Estrogen Receptor α and the Activating Protein-1 Complex Cooperate during Insulin-like Growth Factor-I-induced Transcriptional Activation of the pS2/TFF1 Gene

• Published in: The Journal of biological chemistry Vol. 282; no. 16; p. 11732
• Main Authors: Sylvain Baron, Aurélie Escande, Géraldine Albérola, Kerstin Bystricky, Patrick Balaguer, Hélène Richard-Foy
• Format: Journal Article
• Language: English
• Published: American Society for Biochemistry and Molecular Biology 20.04.2007
• ISSN: 0021-9258; 1083-351X
• DOI: 10.1074/jbc.M610079200

Insulin like growth factor I (IGF-I) displays estrogenic activity in breast cancer cells. This activity is strictly dependent on the presence of estrogen receptor α (ERα).
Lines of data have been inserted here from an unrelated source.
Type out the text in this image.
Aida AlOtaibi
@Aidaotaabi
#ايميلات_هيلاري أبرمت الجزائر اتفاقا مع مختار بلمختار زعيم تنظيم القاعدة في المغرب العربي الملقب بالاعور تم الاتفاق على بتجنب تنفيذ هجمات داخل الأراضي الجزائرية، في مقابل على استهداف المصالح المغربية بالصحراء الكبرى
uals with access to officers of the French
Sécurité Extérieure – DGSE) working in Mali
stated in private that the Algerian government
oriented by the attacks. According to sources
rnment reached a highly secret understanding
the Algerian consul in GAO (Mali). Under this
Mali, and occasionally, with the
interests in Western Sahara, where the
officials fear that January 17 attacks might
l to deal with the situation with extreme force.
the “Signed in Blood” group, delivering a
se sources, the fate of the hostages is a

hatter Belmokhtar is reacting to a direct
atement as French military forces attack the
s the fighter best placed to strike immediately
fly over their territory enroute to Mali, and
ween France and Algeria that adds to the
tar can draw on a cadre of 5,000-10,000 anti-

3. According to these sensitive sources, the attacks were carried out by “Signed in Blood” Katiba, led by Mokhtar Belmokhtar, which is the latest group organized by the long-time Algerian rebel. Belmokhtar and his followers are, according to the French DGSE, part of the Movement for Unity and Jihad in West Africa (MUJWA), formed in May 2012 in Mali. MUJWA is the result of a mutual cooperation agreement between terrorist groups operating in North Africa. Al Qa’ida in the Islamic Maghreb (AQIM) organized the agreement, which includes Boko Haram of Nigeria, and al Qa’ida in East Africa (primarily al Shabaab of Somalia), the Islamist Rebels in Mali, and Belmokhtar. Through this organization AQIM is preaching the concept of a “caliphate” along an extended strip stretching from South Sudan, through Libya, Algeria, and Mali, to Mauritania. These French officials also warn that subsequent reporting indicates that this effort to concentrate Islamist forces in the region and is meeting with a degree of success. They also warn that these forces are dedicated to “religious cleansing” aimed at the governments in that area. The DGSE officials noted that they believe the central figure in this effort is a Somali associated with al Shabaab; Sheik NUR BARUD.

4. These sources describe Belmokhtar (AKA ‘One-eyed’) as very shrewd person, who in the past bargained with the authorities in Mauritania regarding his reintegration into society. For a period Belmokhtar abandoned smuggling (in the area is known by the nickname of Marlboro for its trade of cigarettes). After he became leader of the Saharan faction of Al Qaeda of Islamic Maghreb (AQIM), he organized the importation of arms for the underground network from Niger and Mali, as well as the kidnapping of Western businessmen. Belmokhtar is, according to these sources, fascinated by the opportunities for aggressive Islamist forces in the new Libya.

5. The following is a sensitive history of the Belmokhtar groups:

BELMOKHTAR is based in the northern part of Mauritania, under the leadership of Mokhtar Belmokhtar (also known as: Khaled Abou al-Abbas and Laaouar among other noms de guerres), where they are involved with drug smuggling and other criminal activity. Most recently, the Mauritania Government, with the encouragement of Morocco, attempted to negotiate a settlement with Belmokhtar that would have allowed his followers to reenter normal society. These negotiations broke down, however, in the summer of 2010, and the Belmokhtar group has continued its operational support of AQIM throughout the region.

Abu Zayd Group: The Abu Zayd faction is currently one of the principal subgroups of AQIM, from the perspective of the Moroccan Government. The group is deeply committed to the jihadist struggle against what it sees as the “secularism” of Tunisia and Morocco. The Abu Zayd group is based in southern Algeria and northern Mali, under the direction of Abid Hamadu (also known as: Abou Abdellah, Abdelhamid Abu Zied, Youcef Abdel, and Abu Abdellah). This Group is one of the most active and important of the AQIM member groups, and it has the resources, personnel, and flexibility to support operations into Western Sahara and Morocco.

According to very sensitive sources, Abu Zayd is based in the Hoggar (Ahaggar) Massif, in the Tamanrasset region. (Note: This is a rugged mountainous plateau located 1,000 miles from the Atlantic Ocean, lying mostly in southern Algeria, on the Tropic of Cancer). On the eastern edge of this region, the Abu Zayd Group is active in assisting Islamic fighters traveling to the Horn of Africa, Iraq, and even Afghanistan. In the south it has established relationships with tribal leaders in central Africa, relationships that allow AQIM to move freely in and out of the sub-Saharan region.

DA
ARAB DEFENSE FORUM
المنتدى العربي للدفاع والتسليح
However the precise molecular mechanisms involved in this process are still unclear. IGF-I treatment induces phosphorylation of the AF1 domain of ERα and activation of estrogen regulated genes. These genes are characterized by important differences in promoter architecture and response element composition. We show that promoter structure is crucial for IGF-I-induced transcription activation. We demonstrate that on a complex promoter such as the pS2/TFF1 promoter, which contains binding sites for ERα and for the activating protein-1 (AP1) complex, transcriptional activation by IGF-I requires both ERα and the AP1 complex. IGF-I is unable to stimulate transcription of an estrogen-regulated gene under the control of a minimal promoter containing only a binding site for ERα. We propose a molecular mechanism with stepwise assembly of the AP1 complex and ERα during transcription activation of pS2/TFF1 by IGF-I. IGF-I stimulation induces rapid phosphorylation and an increase in protein levels of the AP1 complex. Binding of the phosphorylated AP1 complex to the pS2/TFF1 promoter allows recruitment of the chromatin remodeling factor Brg1 followed by binding of ERα via its interaction with c-Jun.